2016: Cybersecurity, Corporate Ebola and CASL
Take the word “risk”. Four letters, such a small word, but those four letters support entire industries, form the basis of global compliance programs and have as many conflicting interpretations as there are words in the thesaurus.
Ask the average person what “risk” means and the answer will be something like, “the chance that something bad might happen”. That’s as good a definition as any for everyday life, but the Risk Management world uses that word in fundamentally different ways.
This definition of risk from investopedia tells the reader everything and at the same time absolutely nothing. It’s a vague idea, requiring context to be properly understood.
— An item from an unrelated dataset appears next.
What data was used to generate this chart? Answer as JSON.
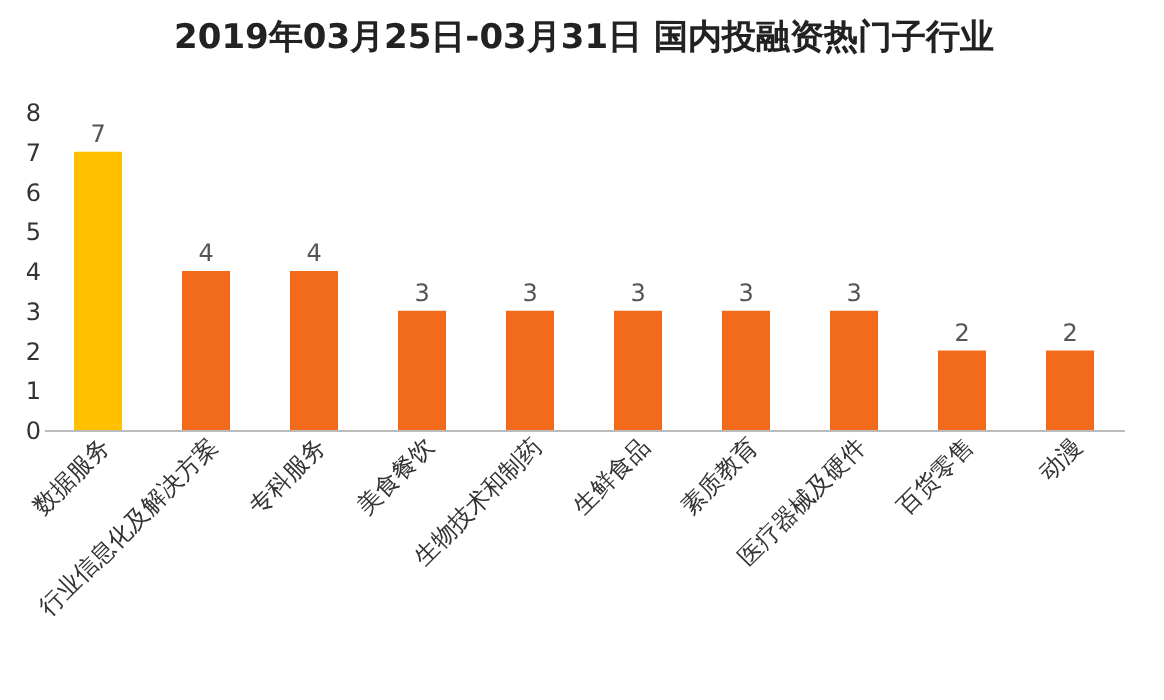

Currency risk, execution risk, technology risk, fraud, change in legislation, failure to execute, regulatory investigations, country risk, interest rates, third party risk, liquidity … just some of the predictable risks to a business.
I was speaking at the Global Mining AntiCorruption conference in early October and this topic came up. My point was that I see two kinds of risk: theoretic and functional. Much of what a compliance department or Risk Manager does is to protect against theoretic visible day-to-day risk. Examples of these are creating process to protect against the Fraud Triangle, buying futures to protect against movement in currencies, having appropriate kinds and levels of insurance, staying current with IFRS to make accurate minimal disclosure, and basic due diligence on third party vendors.
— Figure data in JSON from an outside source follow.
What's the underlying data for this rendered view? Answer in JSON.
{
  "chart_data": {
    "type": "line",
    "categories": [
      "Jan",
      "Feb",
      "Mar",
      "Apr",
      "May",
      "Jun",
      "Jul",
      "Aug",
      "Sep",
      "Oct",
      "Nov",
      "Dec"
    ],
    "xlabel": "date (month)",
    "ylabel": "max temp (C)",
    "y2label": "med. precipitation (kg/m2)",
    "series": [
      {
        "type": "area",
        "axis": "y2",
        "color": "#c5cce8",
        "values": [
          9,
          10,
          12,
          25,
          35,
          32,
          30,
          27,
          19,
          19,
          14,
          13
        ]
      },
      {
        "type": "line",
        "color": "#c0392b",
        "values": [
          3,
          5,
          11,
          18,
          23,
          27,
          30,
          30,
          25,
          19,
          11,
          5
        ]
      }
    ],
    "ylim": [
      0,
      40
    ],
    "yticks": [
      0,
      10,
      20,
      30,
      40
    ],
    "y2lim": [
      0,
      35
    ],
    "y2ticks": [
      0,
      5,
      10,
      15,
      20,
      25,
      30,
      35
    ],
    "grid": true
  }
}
This first level of risk management is absolutely necessary. To a large extent it’s “check the box” risk management, supervised largely by regulators with retrospective vision, the International Standards and Accounting Board, and class action lawyers.
Part of Cybersecurity falls in that area.
Cybersecurity was identified by PWC at its 2015 global conference in Monte Carlo as one of the key risks to businesses in 2016. The cybersecurity insurance market is estimated to be worth USD$7.5B by 2020. IIROC, the self-regulatory body for Canada’s brokerage firms, takes this so seriously that in December, 2015 it issued a standalone Cybersecurity Best Practices Policy aimed at small and medium sized firms.
There will always be hackers trying to breach the company’s castle walls. It’s a constantly evolving arms race between the people who own the data and the people who want it.
Some of those battles might be lost from time to time, but one part of cybersecurity where no company should ever lose is in its CASL compliance.
We have been banging on the CASL drum for about two years and will continue to raise the alarm. A failure to be in compliance has the potential to wipe out your company. It is that serious. See a recent article here that outlines why CASL should be seen as corporate ebola.
A quick recap of CASL’s basic tenet: before you send any electronic message (email, BBM, proximity based marketing) to an account (email, phone, Bluetooth), you MUST have that account holder’s prior consent. You cannot message to ask for consent to send a message – you must already have consent to send the message. The onus is on you as the sender to prove you had that prior consent.
There are other rules, limits and exceptions in this Canada-wide statute, but that’s the key principle to keep in mind.
Currently, the only consequence of a failure to comply with CASL is a prosecution by the Canadian Radio-television Telecommunications Commission (CRTC) and possible fines. The maximum penalty for a violation is $1,000,000 for an individual and $10,000,000 for a corporation, in addition to the legal costs, the cost of distraction and the public relations damage.
I’ve spoken with dozens of companies that have said, “Sure, but the CRTC will never prosecute us. We’re too small / invisible / almost in compliance.” All of that is probably true. With over 99% of companies NOT being in CASL compliance, the odds of a negative consequence to being in breach is minimal.
The problem is, that will change in July of 2017. That’s when the courts begin to share jurisdiction over CASL breaches. You and your company can then be sued for CASL breaches. Yes, in court, and supportable by class action litigation. And the onus will be on you as the sender to prove you were in compliance – the plaintiffs will not have to prove you weren’t in compliance.
That’s as scary as it sounds. And it is the law of Canada.
The law applies to any email received in Canada. So imagine a Florida-based company with a sales subsidiary in Calgary, sending emails that are offside CASL. Even an articling student can see the path is to bring class action litigation against the Calgary sub, and allege the Florida directors were negligent in failing to ensure good Risk Management protocols were in place. Bang! A breach of CASL in Canada comes home to Florida.
Anyone who emails for business reasons into Canada is at risk, regardless of where your home office or servers are located. CASL can follow you extra-jurisdictionally.
This is the new reality, a simple decision to make, based on obvious Risk Management principles. The massive risk clearly exists, so welcome to 2016: get into CASL compliance now and avoid being sued in 2017.
Make sure CASL compliance appears as a line item in this year’s budget. If it’s not there, ask your Risk Management team why not.